Keller’s first point is about displacement. The Hebrew elite have been transported to an alien land where they are surrounded by a polytheistic and hedonistic culture. Where before they lived in Jerusalem in a culture that fully supported their religious belief and practice, they have now been stripped of that external reinforcement. They can choose other gods.
Losing cultural primacy is God’s gift to God’s chosen people, says Keller. The challenge to the faithful is to live in a strange land while refusing assimilation or separatism, to remain faithful to the one true God while praying for the city where they find themselves.
Christianity has lost cultural primacy in North America. Thanks be to God! Like Daniel and his companions we find ourselves between the temptation to fully assimilate - putting our faith in all the other gods our consumer culture offers - and the temptation to withdraw into a religious privatism - where our faith is a private matter with no message for the world around us - on the other. Keller believes, and so do I, that the best possible place for folks who want to follow Christ is to be caught in this tension.
The death of the Sabbath is only one symptom of the change that is underway. Church is only one option among many on any given Sunday morning. Leaf blowers and lawn mowers at the Cricket Club intrude on the peace of our 8 a.m. worship. Motorcycles rev and scream past the church on Sunday morning. The culture has lost all reverence for the sabbath.
And this is Good News! Sabbath worship is set free to be what it is, fully counter-cultural, a practice that contravenes the dominant transactional culture around us. To attend worship means making a choice and paying a price. Because there are other things one could be doing with valuable time, worship is what it was meant to be - a sacrifice.

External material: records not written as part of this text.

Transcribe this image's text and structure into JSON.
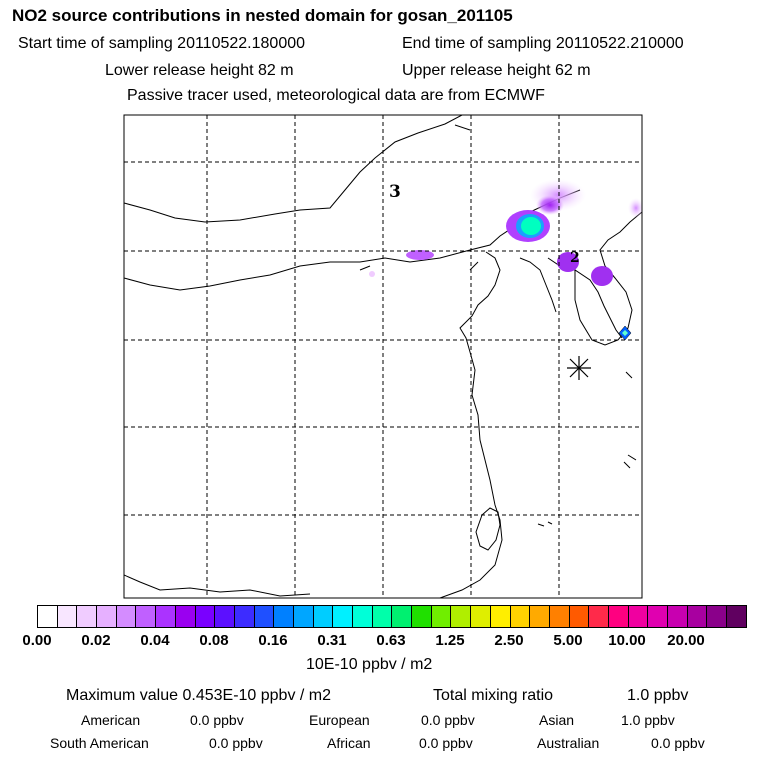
{
  "header": {
    "title": "NO2 source contributions in nested domain for gosan_201105",
    "start_time": "Start time of sampling 20110522.180000",
    "end_time": "End time of sampling 20110522.210000",
    "lower_height": "Lower release height   82 m",
    "upper_height": "Upper release height   62 m",
    "tracer_note": "Passive tracer used, meteorological data are from ECMWF"
  },
  "map": {
    "labels": {
      "site3": "3",
      "site2": "2"
    },
    "marker": "asterisk-marker"
  },
  "colorbar": {
    "colors": [
      "#ffffff",
      "#f8e6ff",
      "#f0ccff",
      "#e6b0ff",
      "#d48cff",
      "#c060ff",
      "#ab33ff",
      "#9a00f0",
      "#7a00ff",
      "#5c10ff",
      "#3d2cff",
      "#1f50ff",
      "#0080ff",
      "#00a6ff",
      "#00cdff",
      "#00f0ff",
      "#00ffd8",
      "#00ffaa",
      "#00f070",
      "#20e000",
      "#70ee00",
      "#b0ee00",
      "#dfee00",
      "#ffee00",
      "#ffd200",
      "#ffaa00",
      "#ff8000",
      "#ff5a00",
      "#ff2a4a",
      "#ff0080",
      "#f000a0",
      "#e000b0",
      "#c800b0",
      "#a800a0",
      "#8a008a",
      "#600060"
    ],
    "ticks": [
      "0.00",
      "0.02",
      "0.04",
      "0.08",
      "0.16",
      "0.31",
      "0.63",
      "1.25",
      "2.50",
      "5.00",
      "10.00",
      "20.00"
    ],
    "units": "10E-10 ppbv / m2"
  },
  "summary": {
    "max_value": "Maximum value  0.453E-10 ppbv / m2",
    "total_label": "Total mixing ratio",
    "total_value": "1.0 ppbv",
    "regions": [
      {
        "name": "American",
        "value": "0.0 ppbv"
      },
      {
        "name": "European",
        "value": "0.0 ppbv"
      },
      {
        "name": "Asian",
        "value": "1.0 ppbv"
      },
      {
        "name": "South American",
        "value": "0.0 ppbv"
      },
      {
        "name": "African",
        "value": "0.0 ppbv"
      },
      {
        "name": "Australian",
        "value": "0.0 ppbv"
      }
    ]
  }
}
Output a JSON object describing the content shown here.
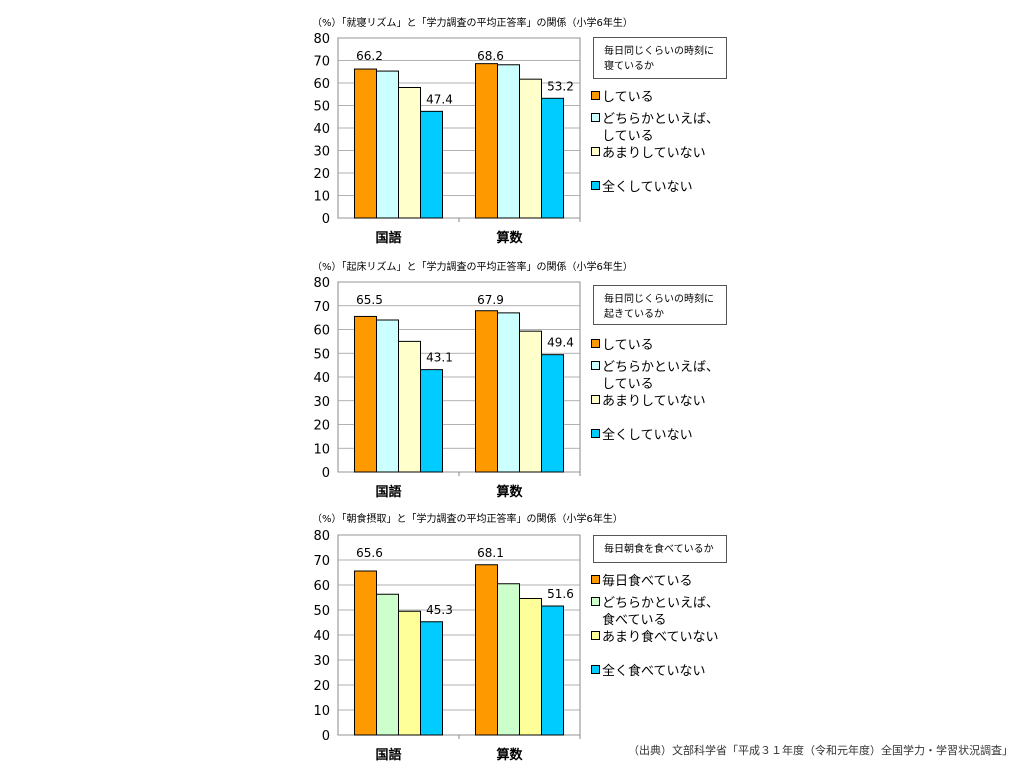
{
  "colors": {
    "orange": "#FF9900",
    "light_cyan": "#CCFFFF",
    "light_yellow": "#FFFFCC",
    "cyan": "#00CCFF",
    "light_green": "#CCFFCC",
    "yellow": "#FFFF99"
  },
  "chart_data": [
    {
      "type": "bar",
      "title": "（%）「就寝リズム」と「学力調査の平均正答率」の関係（小学6年生）",
      "legend_title": "毎日同じくらいの時刻に寝ているか",
      "categories": [
        "国語",
        "算数"
      ],
      "ylim": [
        0,
        80
      ],
      "yticks": [
        0,
        10,
        20,
        30,
        40,
        50,
        60,
        70,
        80
      ],
      "grid": true,
      "series": [
        {
          "name": "している",
          "color": "#FF9900",
          "values": [
            66.2,
            68.6
          ]
        },
        {
          "name": "どちらかといえば、している",
          "color": "#CCFFFF",
          "values": [
            65.3,
            68.1
          ]
        },
        {
          "name": "あまりしていない",
          "color": "#FFFFCC",
          "values": [
            58.0,
            61.7
          ]
        },
        {
          "name": "全くしていない",
          "color": "#00CCFF",
          "values": [
            47.4,
            53.2
          ]
        }
      ],
      "legend_labels": [
        [
          "している"
        ],
        [
          "どちらかといえば、",
          "している"
        ],
        [
          "あまりしていない"
        ],
        [
          "全くしていない"
        ]
      ],
      "data_labels": [
        {
          "series": 0,
          "text": "66.2",
          "cat": 0
        },
        {
          "series": 3,
          "text": "47.4",
          "cat": 0
        },
        {
          "series": 0,
          "text": "68.6",
          "cat": 1
        },
        {
          "series": 3,
          "text": "53.2",
          "cat": 1
        }
      ]
    },
    {
      "type": "bar",
      "title": "（%）「起床リズム」と「学力調査の平均正答率」の関係（小学6年生）",
      "legend_title": "毎日同じくらいの時刻に起きているか",
      "categories": [
        "国語",
        "算数"
      ],
      "ylim": [
        0,
        80
      ],
      "yticks": [
        0,
        10,
        20,
        30,
        40,
        50,
        60,
        70,
        80
      ],
      "grid": true,
      "series": [
        {
          "name": "している",
          "color": "#FF9900",
          "values": [
            65.5,
            67.9
          ]
        },
        {
          "name": "どちらかといえば、している",
          "color": "#CCFFFF",
          "values": [
            64.0,
            67.0
          ]
        },
        {
          "name": "あまりしていない",
          "color": "#FFFFCC",
          "values": [
            55.0,
            59.3
          ]
        },
        {
          "name": "全くしていない",
          "color": "#00CCFF",
          "values": [
            43.1,
            49.4
          ]
        }
      ],
      "legend_labels": [
        [
          "している"
        ],
        [
          "どちらかといえば、",
          "している"
        ],
        [
          "あまりしていない"
        ],
        [
          "全くしていない"
        ]
      ],
      "data_labels": [
        {
          "series": 0,
          "text": "65.5",
          "cat": 0
        },
        {
          "series": 3,
          "text": "43.1",
          "cat": 0
        },
        {
          "series": 0,
          "text": "67.9",
          "cat": 1
        },
        {
          "series": 3,
          "text": "49.4",
          "cat": 1
        }
      ]
    },
    {
      "type": "bar",
      "title": "（%）「朝食摂取」と「学力調査の平均正答率」の関係（小学6年生）",
      "legend_title": "毎日朝食を食べているか",
      "categories": [
        "国語",
        "算数"
      ],
      "ylim": [
        0,
        80
      ],
      "yticks": [
        0,
        10,
        20,
        30,
        40,
        50,
        60,
        70,
        80
      ],
      "grid": true,
      "series": [
        {
          "name": "毎日食べている",
          "color": "#FF9900",
          "values": [
            65.6,
            68.1
          ]
        },
        {
          "name": "どちらかといえば、食べている",
          "color": "#CCFFCC",
          "values": [
            56.3,
            60.5
          ]
        },
        {
          "name": "あまり食べていない",
          "color": "#FFFF99",
          "values": [
            49.5,
            54.6
          ]
        },
        {
          "name": "全く食べていない",
          "color": "#00CCFF",
          "values": [
            45.3,
            51.6
          ]
        }
      ],
      "legend_labels": [
        [
          "毎日食べている"
        ],
        [
          "どちらかといえば、",
          "食べている"
        ],
        [
          "あまり食べていない"
        ],
        [
          "全く食べていない"
        ]
      ],
      "data_labels": [
        {
          "series": 0,
          "text": "65.6",
          "cat": 0
        },
        {
          "series": 3,
          "text": "45.3",
          "cat": 0
        },
        {
          "series": 0,
          "text": "68.1",
          "cat": 1
        },
        {
          "series": 3,
          "text": "51.6",
          "cat": 1
        }
      ]
    }
  ],
  "source": "（出典）文部科学省「平成３１年度（令和元年度）全国学力・学習状況調査」"
}
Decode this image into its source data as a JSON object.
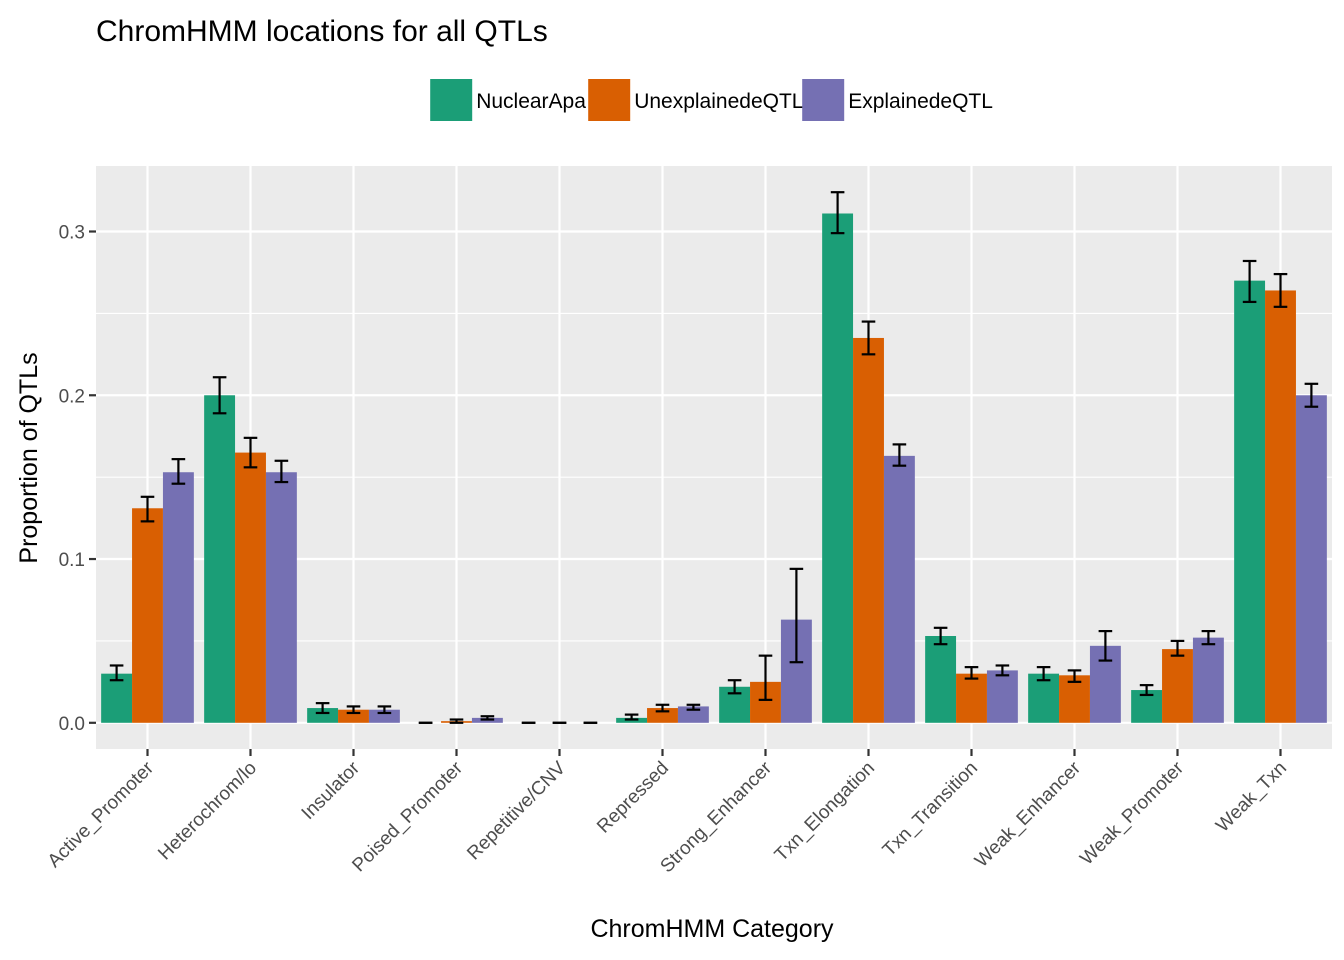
{
  "chart_data": {
    "type": "bar",
    "title": "ChromHMM locations for all QTLs",
    "xlabel": "ChromHMM Category",
    "ylabel": "Proportion of QTLs",
    "ylim": [
      -0.016,
      0.34
    ],
    "yticks": [
      0.0,
      0.1,
      0.2,
      0.3
    ],
    "ytick_labels": [
      "0.0",
      "0.1",
      "0.2",
      "0.3"
    ],
    "grid": true,
    "legend_position": "top",
    "categories": [
      "Active_Promoter",
      "Heterochrom/lo",
      "Insulator",
      "Poised_Promoter",
      "Repetitive/CNV",
      "Repressed",
      "Strong_Enhancer",
      "Txn_Elongation",
      "Txn_Transition",
      "Weak_Enhancer",
      "Weak_Promoter",
      "Weak_Txn"
    ],
    "series": [
      {
        "name": "NuclearApa",
        "color": "#1b9e77",
        "values": [
          0.03,
          0.2,
          0.009,
          0.0,
          0.0,
          0.003,
          0.022,
          0.311,
          0.053,
          0.03,
          0.02,
          0.27
        ],
        "err_low": [
          0.026,
          0.189,
          0.006,
          0.0,
          0.0,
          0.002,
          0.018,
          0.299,
          0.048,
          0.026,
          0.017,
          0.257
        ],
        "err_high": [
          0.035,
          0.211,
          0.012,
          0.0,
          0.0,
          0.005,
          0.026,
          0.324,
          0.058,
          0.034,
          0.023,
          0.282
        ]
      },
      {
        "name": "UnexplainedeQTL",
        "color": "#d95f02",
        "values": [
          0.131,
          0.165,
          0.008,
          0.001,
          0.0,
          0.009,
          0.025,
          0.235,
          0.03,
          0.029,
          0.045,
          0.264
        ],
        "err_low": [
          0.123,
          0.156,
          0.006,
          0.0,
          0.0,
          0.007,
          0.014,
          0.225,
          0.027,
          0.025,
          0.041,
          0.254
        ],
        "err_high": [
          0.138,
          0.174,
          0.01,
          0.002,
          0.0,
          0.011,
          0.041,
          0.245,
          0.034,
          0.032,
          0.05,
          0.274
        ]
      },
      {
        "name": "ExplainedeQTL",
        "color": "#7570b3",
        "values": [
          0.153,
          0.153,
          0.008,
          0.003,
          0.0,
          0.01,
          0.063,
          0.163,
          0.032,
          0.047,
          0.052,
          0.2
        ],
        "err_low": [
          0.146,
          0.147,
          0.006,
          0.002,
          0.0,
          0.008,
          0.037,
          0.157,
          0.029,
          0.038,
          0.048,
          0.193
        ],
        "err_high": [
          0.161,
          0.16,
          0.01,
          0.004,
          0.0,
          0.011,
          0.094,
          0.17,
          0.035,
          0.056,
          0.056,
          0.207
        ]
      }
    ]
  }
}
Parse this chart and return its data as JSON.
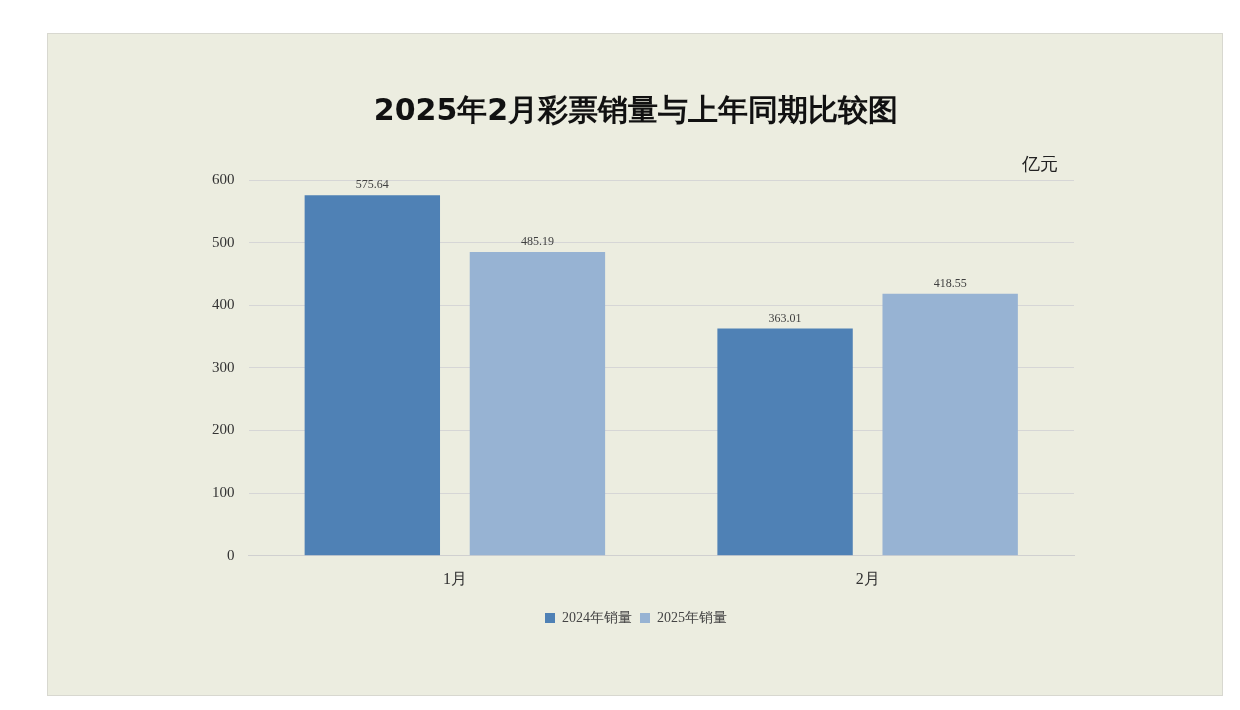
{
  "chart_data": {
    "type": "bar",
    "title": "2025年2月彩票销量与上年同期比较图",
    "ylabel": "亿元",
    "categories": [
      "1月",
      "2月"
    ],
    "series": [
      {
        "name": "2024年销量",
        "color": "#4f81b5",
        "values": [
          575.64,
          363.01
        ]
      },
      {
        "name": "2025年销量",
        "color": "#97b3d3",
        "values": [
          485.19,
          418.55
        ]
      }
    ],
    "ylim": [
      0,
      600
    ],
    "yticks": [
      0,
      100,
      200,
      300,
      400,
      500,
      600
    ],
    "grid": "y",
    "legend": "bottom",
    "data_labels": true
  }
}
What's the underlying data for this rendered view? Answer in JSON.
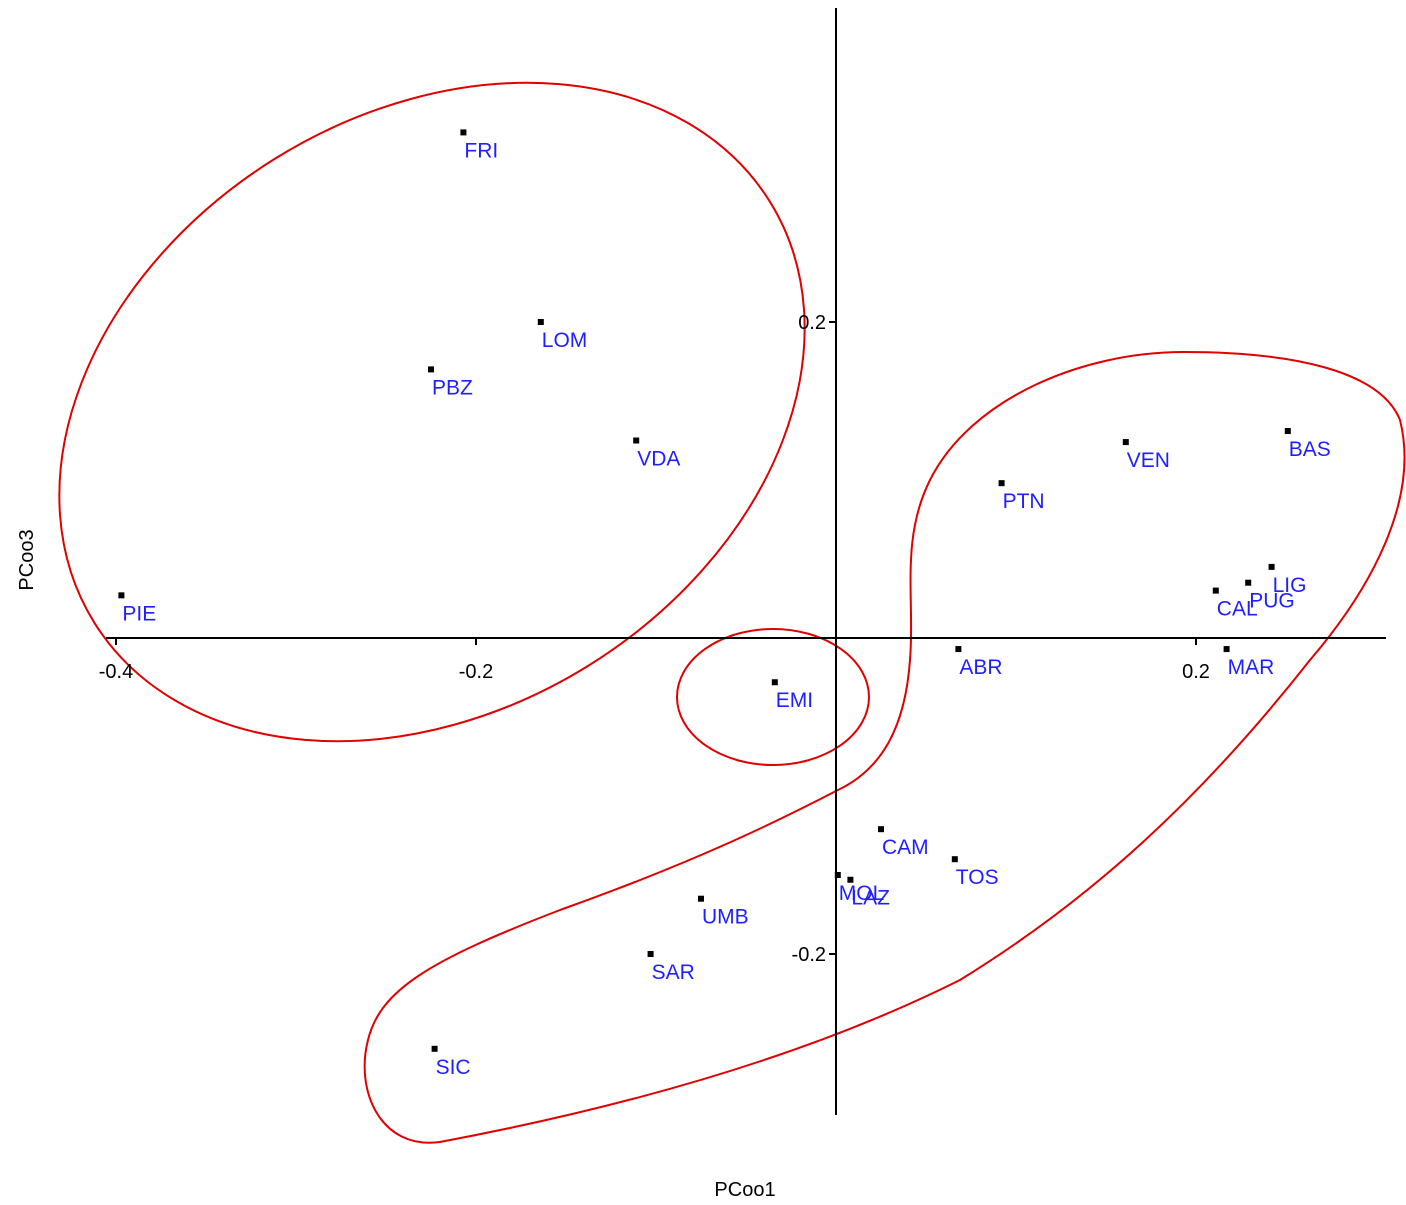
{
  "chart_data": {
    "type": "scatter",
    "title": "",
    "xlabel": "PCoo1",
    "ylabel": "PCoo3",
    "x_ticks": [
      {
        "value": -0.4,
        "label": "-0.4"
      },
      {
        "value": -0.2,
        "label": "-0.2"
      },
      {
        "value": 0.2,
        "label": "0.2"
      }
    ],
    "y_ticks": [
      {
        "value": 0.2,
        "label": "0.2"
      },
      {
        "value": -0.2,
        "label": "-0.2"
      }
    ],
    "xlim": [
      -0.4,
      0.3
    ],
    "ylim": [
      -0.3,
      0.4
    ],
    "grid": false,
    "legend": "none",
    "point_color": "#000000",
    "label_color": "#1f1fff",
    "outline_color": "#e00000",
    "points": [
      {
        "label": "FRI",
        "x": -0.207,
        "y": 0.32
      },
      {
        "label": "LOM",
        "x": -0.164,
        "y": 0.2
      },
      {
        "label": "PBZ",
        "x": -0.225,
        "y": 0.17
      },
      {
        "label": "VDA",
        "x": -0.111,
        "y": 0.125
      },
      {
        "label": "PIE",
        "x": -0.397,
        "y": 0.027
      },
      {
        "label": "EMI",
        "x": -0.034,
        "y": -0.028
      },
      {
        "label": "PTN",
        "x": 0.092,
        "y": 0.098
      },
      {
        "label": "VEN",
        "x": 0.161,
        "y": 0.124
      },
      {
        "label": "BAS",
        "x": 0.251,
        "y": 0.131
      },
      {
        "label": "LIG",
        "x": 0.242,
        "y": 0.045
      },
      {
        "label": "PUG",
        "x": 0.229,
        "y": 0.035
      },
      {
        "label": "CAL",
        "x": 0.211,
        "y": 0.03
      },
      {
        "label": "MAR",
        "x": 0.217,
        "y": -0.007
      },
      {
        "label": "ABR",
        "x": 0.068,
        "y": -0.007
      },
      {
        "label": "CAM",
        "x": 0.025,
        "y": -0.121
      },
      {
        "label": "TOS",
        "x": 0.066,
        "y": -0.14
      },
      {
        "label": "MOL",
        "x": 0.001,
        "y": -0.15
      },
      {
        "label": "LAZ",
        "x": 0.008,
        "y": -0.153
      },
      {
        "label": "UMB",
        "x": -0.075,
        "y": -0.165
      },
      {
        "label": "SAR",
        "x": -0.103,
        "y": -0.2
      },
      {
        "label": "SIC",
        "x": -0.223,
        "y": -0.26
      }
    ]
  }
}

We make a sacrifice of thanksgiving in worship. We come not just to get something out of the “experience” of worship (a very modern notion). We come because we owe this sacrifice of thanksgiving to our great God who has given us everything. We come because we want to give witness to the world that God is love. We come because we want to support our neighbor who worships with us, adding our prayers and presence to encourage each other in faith. We come not only to get, we come to give back.
Blessings,
The Rev. Jarrett Kerbel
Rector
*Rev. Keller and I do not agree on all things. Even though I have key disagreements I can still learn from him in other areas like the one I share today. I refuse to join the “cancel culture” which reduces every person to the sum of their worst day or worst opinion and then discards everything else they say or do as tainted. We are all sinners and we have all fallen short! The “cancel culture” principle would leave us in a wasteland of condemned and discarded neighbors.